Here’s how it works:
-
Spot Instance Interruption Notice: AWS sends a notification to your Spot Instance. This notification is typically delivered via the instance metadata service and includes a
TimeToLivevalue, indicating how much time is left before the instance is terminated. -
Node Termination Handler Detection: The Node Termination Handler, running as a DaemonSet on your EKS nodes, constantly polls the instance metadata service for these interruption notices.
-
Kubernetes Event Generation: Upon detecting an interruption notice, the Handler generates a Kubernetes
Event. This event is crucial because it signals to other Kubernetes components that the node is about to be terminated. -
Graceful Pod Termination: The Kubernetes control plane, upon seeing this event, will initiate a graceful shutdown of pods running on that node. This includes:
- Sending
SIGTERMto the containers within the pods. - Waiting for the
terminationGracePeriodSecondsdefined in your pod specifications. - During this period, the node will be marked as
NotReady, preventing new pods from being scheduled onto it.
- Sending
-
Node Drain and Deletion: After the grace period, the Node Termination Handler can optionally trigger a drain of the node, ensuring all pods are terminated before the node is deleted from the Kubernetes cluster.

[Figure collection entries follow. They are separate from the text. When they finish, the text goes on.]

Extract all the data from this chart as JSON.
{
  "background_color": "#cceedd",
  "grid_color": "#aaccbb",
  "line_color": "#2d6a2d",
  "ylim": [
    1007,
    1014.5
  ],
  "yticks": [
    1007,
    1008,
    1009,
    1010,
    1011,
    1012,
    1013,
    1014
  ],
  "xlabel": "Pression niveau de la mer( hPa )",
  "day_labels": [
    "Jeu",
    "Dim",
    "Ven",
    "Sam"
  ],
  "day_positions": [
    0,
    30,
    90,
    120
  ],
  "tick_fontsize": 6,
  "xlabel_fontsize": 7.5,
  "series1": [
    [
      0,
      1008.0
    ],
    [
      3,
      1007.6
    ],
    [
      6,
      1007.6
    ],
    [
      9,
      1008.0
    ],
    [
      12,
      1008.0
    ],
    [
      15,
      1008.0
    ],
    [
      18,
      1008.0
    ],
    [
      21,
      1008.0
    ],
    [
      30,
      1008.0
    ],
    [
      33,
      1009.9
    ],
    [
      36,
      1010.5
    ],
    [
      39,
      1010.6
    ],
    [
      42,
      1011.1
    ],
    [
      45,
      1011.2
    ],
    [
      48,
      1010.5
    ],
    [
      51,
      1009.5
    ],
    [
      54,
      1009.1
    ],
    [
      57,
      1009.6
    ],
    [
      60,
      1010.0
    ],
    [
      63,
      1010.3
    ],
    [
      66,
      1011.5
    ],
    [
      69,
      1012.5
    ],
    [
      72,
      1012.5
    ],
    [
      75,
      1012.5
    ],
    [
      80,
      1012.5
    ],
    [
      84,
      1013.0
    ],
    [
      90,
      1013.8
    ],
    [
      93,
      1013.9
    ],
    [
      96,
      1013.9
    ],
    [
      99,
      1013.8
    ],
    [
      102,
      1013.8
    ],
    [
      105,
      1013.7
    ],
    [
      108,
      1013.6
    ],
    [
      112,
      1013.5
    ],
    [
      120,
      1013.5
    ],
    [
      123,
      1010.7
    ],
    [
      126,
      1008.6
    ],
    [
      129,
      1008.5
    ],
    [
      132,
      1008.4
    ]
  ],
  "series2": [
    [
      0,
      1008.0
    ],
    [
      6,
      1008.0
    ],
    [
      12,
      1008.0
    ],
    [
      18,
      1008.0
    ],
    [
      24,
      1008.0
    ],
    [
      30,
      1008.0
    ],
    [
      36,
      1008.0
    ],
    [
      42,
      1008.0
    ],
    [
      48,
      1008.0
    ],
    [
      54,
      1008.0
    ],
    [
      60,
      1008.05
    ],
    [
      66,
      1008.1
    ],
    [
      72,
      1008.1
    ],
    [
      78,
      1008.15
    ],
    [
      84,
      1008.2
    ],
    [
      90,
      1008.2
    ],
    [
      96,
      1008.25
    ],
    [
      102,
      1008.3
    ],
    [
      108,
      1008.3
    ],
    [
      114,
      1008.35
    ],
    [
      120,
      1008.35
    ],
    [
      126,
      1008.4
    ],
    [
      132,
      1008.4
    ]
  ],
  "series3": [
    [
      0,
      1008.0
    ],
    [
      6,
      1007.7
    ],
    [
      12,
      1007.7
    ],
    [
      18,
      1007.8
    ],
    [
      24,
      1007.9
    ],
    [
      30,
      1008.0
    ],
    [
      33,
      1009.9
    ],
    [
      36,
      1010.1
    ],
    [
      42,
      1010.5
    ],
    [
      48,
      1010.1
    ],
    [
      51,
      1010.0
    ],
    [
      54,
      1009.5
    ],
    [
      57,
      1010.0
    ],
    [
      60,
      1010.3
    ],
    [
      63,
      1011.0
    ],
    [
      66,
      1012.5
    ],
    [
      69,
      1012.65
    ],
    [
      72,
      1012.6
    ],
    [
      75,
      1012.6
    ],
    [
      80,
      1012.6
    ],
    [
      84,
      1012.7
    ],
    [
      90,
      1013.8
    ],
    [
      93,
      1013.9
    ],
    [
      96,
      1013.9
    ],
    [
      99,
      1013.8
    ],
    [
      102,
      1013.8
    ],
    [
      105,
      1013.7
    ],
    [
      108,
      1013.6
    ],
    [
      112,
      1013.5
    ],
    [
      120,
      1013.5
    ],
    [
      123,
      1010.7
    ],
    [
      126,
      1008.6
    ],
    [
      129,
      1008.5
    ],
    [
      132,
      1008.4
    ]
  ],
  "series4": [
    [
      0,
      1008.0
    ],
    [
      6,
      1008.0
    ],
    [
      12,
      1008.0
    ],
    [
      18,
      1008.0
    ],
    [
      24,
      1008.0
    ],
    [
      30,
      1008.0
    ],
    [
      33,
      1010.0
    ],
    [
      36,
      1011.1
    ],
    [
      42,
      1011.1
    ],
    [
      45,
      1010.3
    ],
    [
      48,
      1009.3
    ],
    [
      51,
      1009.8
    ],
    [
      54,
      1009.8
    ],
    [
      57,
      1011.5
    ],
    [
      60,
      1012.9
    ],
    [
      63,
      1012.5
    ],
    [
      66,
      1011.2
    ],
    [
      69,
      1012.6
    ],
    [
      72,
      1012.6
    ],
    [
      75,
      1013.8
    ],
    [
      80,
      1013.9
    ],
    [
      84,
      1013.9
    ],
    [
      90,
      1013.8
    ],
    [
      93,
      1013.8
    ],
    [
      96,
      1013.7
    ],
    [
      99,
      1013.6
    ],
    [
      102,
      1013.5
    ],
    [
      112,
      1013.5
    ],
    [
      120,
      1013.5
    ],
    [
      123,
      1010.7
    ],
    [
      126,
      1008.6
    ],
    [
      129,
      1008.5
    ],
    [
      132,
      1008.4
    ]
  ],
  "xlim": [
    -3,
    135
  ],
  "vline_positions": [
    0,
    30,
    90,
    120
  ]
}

Configuration and Control:
The Node Termination Handler is highly configurable. You deploy it as a Helm chart, and key parameters can be adjusted in your values.yaml file:
awsRegion: Specify your AWS region, e.g.,us-east-1.enableSQS: Set totrueto use SQS for receiving interruption notices, which is more reliable than polling instance metadata. Iftrue, you’ll also need to configuresqsQueueARN.sqsQueueARN: The ARN of the SQS queue the handler should monitor for interruption messages.enableLambda: Set totrueto use AWS Lambda to process interruption notices and send them to the SQS queue. This is a common pattern whenenableSQSistrue.nodeGroupTerminationNotice: Set totrueto enable the handler to detect Spot Instance interruption notices via instance metadata service.terminationGracePeriod: The default grace period in seconds for pods before the node is drained. This can be overridden by pod-specificterminationGracePeriodSeconds. A common value is60.enableInstanceMetadataAPI: Set totrueto use the Instance Metadata Service v2 (IMDSv2) for enhanced security when fetching metadata.
Example Helm Install:
helm upgrade --install aws-node-termination-handler \
eks/aws-node-termination-handler \
--namespace kube-system \
--set awsRegion="us-west-2" \
--set enableSQS="true" \
--set sqsQueueARN="arn:aws:sqs:us-west-2:123456789012:EKSNodeTerminationHandlerQueue" \
--set enableLambda="true" \
--set nodeGroupTerminationNotice="true" \
--set terminationGracePeriod="120"
The Mechanical Nuance:
What most people miss is how the terminationGracePeriodSeconds on a pod interacts with the overall node termination process. The Node Termination Handler doesn’t force pods to terminate; it signals the Kubernetes API server to begin the graceful termination process for pods on the affected node. The actual time a pod has to shut down is dictated by its own terminationGracePeriodSeconds, and the handler ensures the node remains available for that duration before proceeding with its own drain and deletion logic. If a pod’s grace period is longer than the time remaining before the Spot Instance is reclaimed, the pod might still be terminated abruptly by AWS before its Kubernetes-managed grace period expires.
The next hurdle is often understanding how to manage stateful workloads that require more robust shutdown procedures during interruptions.